Timothy Noah argues that Howard Dean has nothing to apologize for. She's right. Well, there's plenty for him to apologize for - but getting worked up isn't it. Was yelling in the way he did a poor tactical move in that it was inevitable to be interpreted by some not as a rallying cry he learned from the Farmworkers but as a the cry of blood-thirsty banshee? Sure. But the odds that you'll turn on TV news and see Howard Dean yelling as supposed to the odds that the 30-second clip will be, say, George Bush flirting in the State of the Union with writing bigotry into the US Constitution are disgraceful. As Garance Franke-Rutka observes: I -- and others -- could scarcely hear what Dean was saying on the stage from the press section in the back of the room because several thousand Deaniacs were making so much noise (Dean wasn't the only one screaming) and the acoustics in the room weren't very good.

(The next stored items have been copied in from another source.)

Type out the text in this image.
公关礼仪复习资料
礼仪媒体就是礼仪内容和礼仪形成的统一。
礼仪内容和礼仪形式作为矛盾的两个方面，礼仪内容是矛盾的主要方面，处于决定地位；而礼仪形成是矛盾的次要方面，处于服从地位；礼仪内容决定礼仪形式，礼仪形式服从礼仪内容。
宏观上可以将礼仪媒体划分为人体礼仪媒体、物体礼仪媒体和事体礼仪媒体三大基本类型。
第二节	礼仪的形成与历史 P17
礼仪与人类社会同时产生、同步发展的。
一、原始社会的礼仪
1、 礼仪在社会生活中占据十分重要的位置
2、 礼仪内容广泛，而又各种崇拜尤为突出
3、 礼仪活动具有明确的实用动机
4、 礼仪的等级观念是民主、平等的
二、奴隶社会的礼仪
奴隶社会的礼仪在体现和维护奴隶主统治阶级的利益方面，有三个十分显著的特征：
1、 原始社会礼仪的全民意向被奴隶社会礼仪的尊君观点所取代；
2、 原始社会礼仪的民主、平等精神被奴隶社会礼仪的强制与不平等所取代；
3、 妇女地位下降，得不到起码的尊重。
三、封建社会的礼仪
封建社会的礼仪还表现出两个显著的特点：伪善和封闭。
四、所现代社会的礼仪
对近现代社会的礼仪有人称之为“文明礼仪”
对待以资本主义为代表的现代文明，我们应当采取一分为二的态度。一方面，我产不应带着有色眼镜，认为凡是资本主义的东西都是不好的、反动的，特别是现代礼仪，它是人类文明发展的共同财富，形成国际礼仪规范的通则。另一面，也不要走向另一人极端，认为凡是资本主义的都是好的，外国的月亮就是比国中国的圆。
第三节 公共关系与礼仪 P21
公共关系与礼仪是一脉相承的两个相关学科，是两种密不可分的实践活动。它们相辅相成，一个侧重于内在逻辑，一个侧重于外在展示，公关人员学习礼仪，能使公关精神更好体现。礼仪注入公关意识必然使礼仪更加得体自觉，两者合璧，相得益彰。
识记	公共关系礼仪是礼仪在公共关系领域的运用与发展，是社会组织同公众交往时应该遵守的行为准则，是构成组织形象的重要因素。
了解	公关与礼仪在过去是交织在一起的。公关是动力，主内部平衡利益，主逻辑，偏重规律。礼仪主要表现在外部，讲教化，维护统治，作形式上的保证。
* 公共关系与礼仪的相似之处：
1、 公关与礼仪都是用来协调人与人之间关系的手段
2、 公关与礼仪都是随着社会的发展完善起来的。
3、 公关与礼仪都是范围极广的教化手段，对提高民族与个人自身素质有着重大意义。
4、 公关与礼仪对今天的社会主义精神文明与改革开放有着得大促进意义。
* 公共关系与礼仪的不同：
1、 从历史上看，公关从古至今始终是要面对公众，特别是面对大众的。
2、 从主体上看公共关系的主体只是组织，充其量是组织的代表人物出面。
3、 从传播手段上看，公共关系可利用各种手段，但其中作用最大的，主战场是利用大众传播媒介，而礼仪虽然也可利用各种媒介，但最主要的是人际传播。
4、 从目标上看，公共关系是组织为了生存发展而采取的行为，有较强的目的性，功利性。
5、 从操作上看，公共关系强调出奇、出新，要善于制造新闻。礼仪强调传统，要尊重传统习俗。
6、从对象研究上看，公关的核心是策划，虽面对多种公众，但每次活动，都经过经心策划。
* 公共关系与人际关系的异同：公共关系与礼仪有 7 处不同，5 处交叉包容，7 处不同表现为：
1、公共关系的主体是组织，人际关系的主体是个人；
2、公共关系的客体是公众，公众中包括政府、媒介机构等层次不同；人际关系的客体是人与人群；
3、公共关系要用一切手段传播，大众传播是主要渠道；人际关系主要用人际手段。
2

From inside the room, it seemed that he was feeding off the energy of a crowd that was cheering him on, and that they got louder and louder in concert with each other. There's a great deal going on in this country about which we should be hollering bloody murder right now, and the more time spent fixating on whether getting worked up is "presidential," the farther we are from doing something about it. As Russ Baker writes: Basically, at a pep rally, he yelled like a football coach. This is described as being “unpresidential.” But says who? Besides, what’s the definition of ‘presidential?’ Isn’t giving insulting nicknames to world leaders unpresidential? Isn't sending hundreds of American soldiers to die for uncertain and misrepresented ends in Iraq unpresidential – or worth considering as such? Isn’t having an incredibly poor grasp of essential world facts and an aversion to detail and active decision-making unpresidential?